What is the provider's data-retention policy?
"No server DB" only holds end-to-end if the provider is also configured for zero retention / opt-out of training.
Expected concurrency and per-user request volume?
Drives the rate-limiting and cost-guard design.
Accessibility / browser-support targets?
Affects reliance on third-party cookies for silent re-auth and on newer streaming APIs.

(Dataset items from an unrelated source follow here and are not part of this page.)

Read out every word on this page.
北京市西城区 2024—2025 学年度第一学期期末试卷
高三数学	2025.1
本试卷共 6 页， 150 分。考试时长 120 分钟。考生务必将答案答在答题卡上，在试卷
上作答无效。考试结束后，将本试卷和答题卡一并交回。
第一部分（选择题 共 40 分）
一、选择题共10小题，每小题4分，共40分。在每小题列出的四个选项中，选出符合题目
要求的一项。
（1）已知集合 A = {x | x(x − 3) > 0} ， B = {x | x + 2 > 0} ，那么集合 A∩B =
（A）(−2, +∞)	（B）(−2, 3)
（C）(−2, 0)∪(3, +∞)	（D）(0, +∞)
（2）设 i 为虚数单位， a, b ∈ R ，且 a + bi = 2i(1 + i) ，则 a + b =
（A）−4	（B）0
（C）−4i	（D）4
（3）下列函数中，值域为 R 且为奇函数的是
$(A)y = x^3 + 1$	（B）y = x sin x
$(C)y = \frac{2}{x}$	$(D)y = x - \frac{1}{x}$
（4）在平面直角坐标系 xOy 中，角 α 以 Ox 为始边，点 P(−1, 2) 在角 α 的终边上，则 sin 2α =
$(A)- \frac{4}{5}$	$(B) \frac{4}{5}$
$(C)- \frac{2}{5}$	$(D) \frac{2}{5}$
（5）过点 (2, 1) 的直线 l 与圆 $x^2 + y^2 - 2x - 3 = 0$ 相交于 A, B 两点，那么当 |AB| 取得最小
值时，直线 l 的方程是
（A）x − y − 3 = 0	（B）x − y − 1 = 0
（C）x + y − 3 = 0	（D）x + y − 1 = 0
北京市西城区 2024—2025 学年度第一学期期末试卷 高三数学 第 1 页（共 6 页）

What a Strong Answer Covers
A strong answer treats the four constraints as forcing functions and stays internally consistent across every dimension below — never, for example, proposing localStorage for history while also claiming refresh resets.
Architecture & data flow:
a clean three-tier split (browser SPA ↔ stateless relay/BFF ↔ LLM provider) with the invariant that
all secrets stay server-side and all conversation content stays client-side
; the relay verifies the user JWT, holds the provider key, and re-streams tokens while storing nothing.
Streaming:
SSE-style chunked
fetch
+
ReadableStream
as the natural fit for a unidirectional token stream, with a crisp SSE-vs-WebSocket trade-off and a clear "use WebSockets only if you need duplex control" boundary. Bonus for correct frame buffering/parsing.
Session management:
conversation state in a JS in-memory array (not any persistent store), auth tokens in memory, and a coherent story for
why
refresh resets and how to avoid forcing a full re-login on every reload (same-origin silent re-auth / BFF).
Security:
OAuth 2.0 Authorization Code +
PKCE
(public client),
state
/
nonce
validation, full JWT verification (iss/aud/exp/signature via JWKS), provider key isolated to the relay, short-lived scoped tokens, and transport/injection hardening (HTTPS/HSTS, strict CORS allowlist, CSP, sanitized Markdown rendering, why XSS is the top threat when tokens live in memory).
Rate limiting:
layered, content-free defenses (edge/WAF → short-TTL token bucket keyed on the OAuth
sub
→ provider quotas → payload/
max_tokens
cost guards), with honesty about how a no-durable-store limiter is weaker than a shared store.
Failure & retry:
mid-stream drops, 429 with
Retry-After
+ exponential backoff with jitter, 5xx retries, timeouts via
AbortController
, token-expiry re-auth, and oversized-context handling — all anchored on the principle that
every recovery path re-sends context from the client
because there is no server-side resume point.
Trade-offs:
an honest ledger — privacy/compliance and operational simplicity vs. lost continuity, per-turn payload growth (full context re-sent every turn), weak observability, no personalization, and harder durable abuse control — plus mitigations that stay within the constraints (client-side summarization, user-driven export, content-free metrics).
Follow-up Questions
The conversation now exceeds the model's context window mid-chat. How do you handle it
client-side
(windowing, summarization, token estimation) without any server state, and what UX do you show the user?
The product adds
tool/function calling
that can interrupt or steer generation mid-stream. Does your transport choice change, and how do you keep the relay stateless?
A user reports "I clicked send twice and got billed twice." Walk through exactly what an idempotency/
request_id
key can and
cannot
guarantee in this no-durable-store design.
Support needs to debug a bad answer, but you store no conversation logs. What
content-free
observability can you add, and where do you draw the privacy line?